Investigations with the RAMS mesoscale model with a horizontal grid resolution of 4 km on an innermost grid over the LA Basin were undertaken to investigate the joint effect of long-term changes of GHG-concentrations and land-use land-cover changes on coastal temperatures and flows. Comparisons of present (2001-5) and past (1996-1970) summer (JJA) climate conditions showed significant increases in sea breeze flows and coastal cooling, which supports the hypothesis that the observed “coastal cooling” is a possible direct “reverse reaction” result of the GHG warming.

General circulation and synoptic scale forcing are the main external drivers of the RAMS model, through its initialization and BC processes. During summer, the semi-permanent Pacific High pressure system is located between Alaska and Hawaii, while a thermal low is located over southeastern California. The resulting horizontal pressure gradient creates an onshore sea breeze flow from the high to the low. The LA Basin sea breeze peaks in summer, when SSTs are low along the northern California coast in the southward flowing coastal California ocean current, in which the temperature of upwelled water reaching the surface varies from about 287 to 291 K.

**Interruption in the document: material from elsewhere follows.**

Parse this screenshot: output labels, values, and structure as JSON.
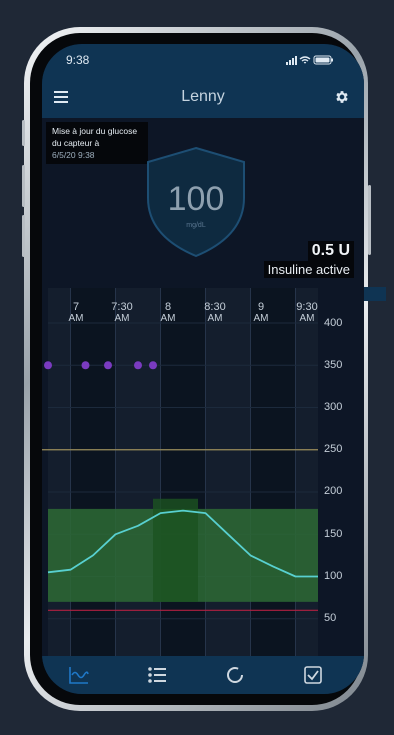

Results of the changes over the past 35 years showed that the large scale Pacific High was generally unchanged in position and orientation, but it did show a diminished central pressure. Simulated SSTs generally warmed (but at rate less than at inland sites), at a rate that increased to the south, while JJA average 1700 LT NCEP temperatures at 1000 hPa showed a cooling off the central California coast that extended upwards to about 925 hPa. The increased sea breeze created a separate on-shore “coastal cooling,” which was equal in magnitude and location with that found in a separate observational study. Thus the observed “coastal cooling” reverse-reaction was separate from, and not due to, the imposed NCEP large-scale input to the RAMS simulations, which was located north of the mesoscale cooling region.